Two innocent souls, from a chance meeting, quickly form an intense friendship. Several days later, following a sweaty bonding of bodies driven by mutual carnal desire, they had come to regard each other as lovebirds.
We join them, yet another day later, at Obsomba station, located on the Northern Criss-Cross Line. In the golden hour before the setting of the sun, we find ourselves needing to ask, has someone had a change of heart?
“Kristofer,” Ida gazed up adoringly into sparkling, ice blue eyes, “it’s Sunday evening. Events have, moved fast, let’s say. I believe we need to talk.”
“Ida,” the tall young fellow fidgeted in his ill-fitting blazer, “you know words aren’t my speciality, I am more an action man.” To illustrate, he enclosed Ida’s delicate hands with his own, thick, sausage-fingered mitts. Ida bowed her head in worship, or, had she instead decided it best to avert his heavy stare?
Mustering courage, Ida inhaled slowly, counting three breaths. “You see this fur-lined coat I wear?” In response, her lover shrugged his shoulders and smirked. “Well Kristofer, you see, it’s Gucci, purchased brand new in Knightsbridge, London Town. Not from some provincial outlet centre at a knockdown price.” Ida turned her hands over and flexed her fingers. “See these finely manicured and decorated fingernails?” Kristofer examined them, carefully. “Yes, look Kristofer, it is important you understand. They are professionally created. You know, I can’t remember the last time I filed or painted my own fingernails.”
“What are you trying to say, Ida?” Although confused, Kristofer sensed disharmony on the horizon, or possibly even closer.
“Wait, I haven’t finished.” Ida scanned the platform for passengers. Seeing none, she first unbuttoned her coat, followed by the top six buttons of her blouse, revealing an amply-filled, white lace, non wired bra comfortably hugging her upper torso. Kristofer’s eyes widened plus thirty percent their normal size. Before he could utter out one single word in delight, Ida had deftly slipped her hand around the back of his neck and pulled his head forward, easing at the point when his nose inserted between her cleavage. “Can you smell me, Kristofer, can you?” The young man’s muffled response indicated an affirmative. “That’s me Kristofer, mixed with a custom made Paris fragrance. Not some weasel stank bought from the cosmetic section of a high street department store.” As she lifted him away, he gasped for breath, leant forward with his hands supported on both knees.

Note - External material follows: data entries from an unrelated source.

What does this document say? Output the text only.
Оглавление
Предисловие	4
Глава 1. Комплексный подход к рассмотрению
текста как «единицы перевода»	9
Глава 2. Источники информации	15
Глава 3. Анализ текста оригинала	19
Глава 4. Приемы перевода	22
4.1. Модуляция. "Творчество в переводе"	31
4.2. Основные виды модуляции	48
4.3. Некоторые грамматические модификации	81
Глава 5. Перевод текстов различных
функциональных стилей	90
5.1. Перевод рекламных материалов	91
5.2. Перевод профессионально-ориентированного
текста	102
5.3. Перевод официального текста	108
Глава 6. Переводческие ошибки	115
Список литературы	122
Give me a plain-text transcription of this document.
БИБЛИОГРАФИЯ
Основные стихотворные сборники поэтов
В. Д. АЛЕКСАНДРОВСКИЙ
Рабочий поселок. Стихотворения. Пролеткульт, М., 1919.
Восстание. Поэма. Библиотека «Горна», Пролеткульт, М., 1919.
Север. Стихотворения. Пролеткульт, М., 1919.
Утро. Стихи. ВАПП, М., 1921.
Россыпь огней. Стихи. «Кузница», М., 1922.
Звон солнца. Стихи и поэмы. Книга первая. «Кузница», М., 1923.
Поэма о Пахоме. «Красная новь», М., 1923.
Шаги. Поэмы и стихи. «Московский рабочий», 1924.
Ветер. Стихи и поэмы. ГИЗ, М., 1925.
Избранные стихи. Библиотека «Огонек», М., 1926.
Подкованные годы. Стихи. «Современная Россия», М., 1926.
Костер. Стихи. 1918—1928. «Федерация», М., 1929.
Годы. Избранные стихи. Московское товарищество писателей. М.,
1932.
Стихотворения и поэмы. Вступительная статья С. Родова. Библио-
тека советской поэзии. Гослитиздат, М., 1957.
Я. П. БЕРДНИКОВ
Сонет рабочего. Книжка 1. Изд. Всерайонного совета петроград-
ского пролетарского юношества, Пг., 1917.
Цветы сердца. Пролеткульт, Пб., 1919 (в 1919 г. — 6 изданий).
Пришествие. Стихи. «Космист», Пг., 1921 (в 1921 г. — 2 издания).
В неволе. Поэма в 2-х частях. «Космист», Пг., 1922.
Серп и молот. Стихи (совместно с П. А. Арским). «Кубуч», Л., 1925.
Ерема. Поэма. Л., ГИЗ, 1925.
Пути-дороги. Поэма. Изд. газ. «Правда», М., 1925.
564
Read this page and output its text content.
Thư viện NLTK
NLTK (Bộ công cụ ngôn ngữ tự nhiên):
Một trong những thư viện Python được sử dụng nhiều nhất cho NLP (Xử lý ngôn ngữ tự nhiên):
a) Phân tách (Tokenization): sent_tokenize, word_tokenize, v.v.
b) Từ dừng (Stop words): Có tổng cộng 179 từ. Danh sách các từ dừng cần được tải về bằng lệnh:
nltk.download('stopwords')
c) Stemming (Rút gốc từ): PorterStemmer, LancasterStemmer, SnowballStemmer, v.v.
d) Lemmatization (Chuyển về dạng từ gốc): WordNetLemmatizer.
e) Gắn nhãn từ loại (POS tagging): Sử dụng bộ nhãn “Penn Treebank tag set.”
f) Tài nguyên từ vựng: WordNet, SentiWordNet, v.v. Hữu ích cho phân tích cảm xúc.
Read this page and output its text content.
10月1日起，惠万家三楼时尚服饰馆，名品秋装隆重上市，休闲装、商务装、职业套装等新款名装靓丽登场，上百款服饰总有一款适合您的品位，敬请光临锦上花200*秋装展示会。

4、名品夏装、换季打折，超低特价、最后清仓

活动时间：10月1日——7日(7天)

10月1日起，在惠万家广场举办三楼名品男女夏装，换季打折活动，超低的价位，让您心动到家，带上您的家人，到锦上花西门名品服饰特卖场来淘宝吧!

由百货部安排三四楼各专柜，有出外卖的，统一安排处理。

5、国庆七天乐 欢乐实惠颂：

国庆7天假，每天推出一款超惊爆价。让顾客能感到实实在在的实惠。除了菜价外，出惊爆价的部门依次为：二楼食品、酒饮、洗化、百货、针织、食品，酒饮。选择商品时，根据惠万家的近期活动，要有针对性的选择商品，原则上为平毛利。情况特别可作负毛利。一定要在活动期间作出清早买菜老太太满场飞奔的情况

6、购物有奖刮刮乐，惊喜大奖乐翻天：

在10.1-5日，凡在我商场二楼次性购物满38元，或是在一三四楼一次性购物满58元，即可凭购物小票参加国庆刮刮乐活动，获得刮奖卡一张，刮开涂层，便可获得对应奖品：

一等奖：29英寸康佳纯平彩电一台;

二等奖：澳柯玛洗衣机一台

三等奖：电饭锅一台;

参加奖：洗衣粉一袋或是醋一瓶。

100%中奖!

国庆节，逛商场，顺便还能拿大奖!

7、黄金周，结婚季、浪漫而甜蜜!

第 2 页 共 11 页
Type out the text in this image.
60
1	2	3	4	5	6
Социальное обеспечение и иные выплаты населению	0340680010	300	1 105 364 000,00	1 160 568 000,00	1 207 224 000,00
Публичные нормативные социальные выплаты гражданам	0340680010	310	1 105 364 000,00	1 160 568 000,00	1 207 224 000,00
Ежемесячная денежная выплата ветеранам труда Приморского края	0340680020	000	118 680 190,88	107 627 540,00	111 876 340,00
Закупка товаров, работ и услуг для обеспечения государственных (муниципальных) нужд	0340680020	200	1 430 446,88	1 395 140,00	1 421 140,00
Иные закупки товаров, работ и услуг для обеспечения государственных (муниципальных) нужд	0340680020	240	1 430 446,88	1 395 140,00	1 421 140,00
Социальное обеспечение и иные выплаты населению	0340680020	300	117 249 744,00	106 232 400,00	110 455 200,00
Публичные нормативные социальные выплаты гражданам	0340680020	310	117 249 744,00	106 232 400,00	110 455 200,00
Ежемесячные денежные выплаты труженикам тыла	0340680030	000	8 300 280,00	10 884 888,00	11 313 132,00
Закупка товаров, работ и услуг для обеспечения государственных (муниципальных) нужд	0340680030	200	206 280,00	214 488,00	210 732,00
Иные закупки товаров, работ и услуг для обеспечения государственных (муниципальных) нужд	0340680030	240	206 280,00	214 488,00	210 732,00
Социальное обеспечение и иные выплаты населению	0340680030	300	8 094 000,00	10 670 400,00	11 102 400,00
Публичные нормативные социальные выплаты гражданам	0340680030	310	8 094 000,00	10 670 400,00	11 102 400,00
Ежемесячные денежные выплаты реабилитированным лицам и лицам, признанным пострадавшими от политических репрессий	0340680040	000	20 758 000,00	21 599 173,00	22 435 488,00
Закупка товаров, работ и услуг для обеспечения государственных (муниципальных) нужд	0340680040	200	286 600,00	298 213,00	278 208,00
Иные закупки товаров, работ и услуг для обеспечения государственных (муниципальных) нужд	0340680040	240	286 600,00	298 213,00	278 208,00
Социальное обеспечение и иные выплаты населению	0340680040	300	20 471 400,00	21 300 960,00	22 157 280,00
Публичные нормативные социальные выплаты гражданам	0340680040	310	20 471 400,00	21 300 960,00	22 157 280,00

“I still don’t understand Ida,” he said, looking up, his composure returning, “What, what does all this mean?”
“Oh Kristofer, don’t you see? I am of the bourgeoisie, from an ancestral family of landowners and industrialists. We hold deeds and corporate interests that go back over two hundred years.”
The young man, his breathing returned to steady, ran a rugged hand through his hair and processed the information. “So, what you’re saying, I am not good enough, for you?”
Ida, re-buttoned, laid her palm flat, stroking the lapel of Kristofer’s jacket. “Although not without a certain Nordic charm, you simply lack the sophistication of a gentleman.”
“A gentleman?” Kristofer’s chin gave an involuntary wobble.
Ida sensed he needed still more pieces to the puzzle. “Take your blonde bouffant. Such a style ceased to exist from the mid-1970s onwards. At least, this was certainly the case in England, maybe a little later in the Americas. Today, you might be observed as an endangered species. Deservedly so, I hasten to add.”
A tinny voice came over the platform’s tannoy, announcing the imminent arrival of the 21.10, stopping briefly at Obsomba, before lurching onwards, terminating at Pannivenny, Kristofer’s home town. “So you see,” Ida continued, “I believe I will come to remember you as a brief, enjoyable moment in my life. You’re not bad in the sack, Kristofer, a little quick out of the blocks, something you might want to take away from here and work on.”
“But Ida,” Kristofer’s train pulled in, squealing on its brakes, “I could get a skin fade buzz cut, you’d barely know me to be blonde!”
Ida reacted forcefully to the desperate tone creeping into her former lover’s voice. “Kristofer! Stop it at once! We mustn’t panic! You can’t change this, I’ve made up my mind.”
“I won’t give you up!” Kristofer held onto Ida’s hands, “I want you to come home with me on Friday, to my parents’ silver wedding party – will you – please?”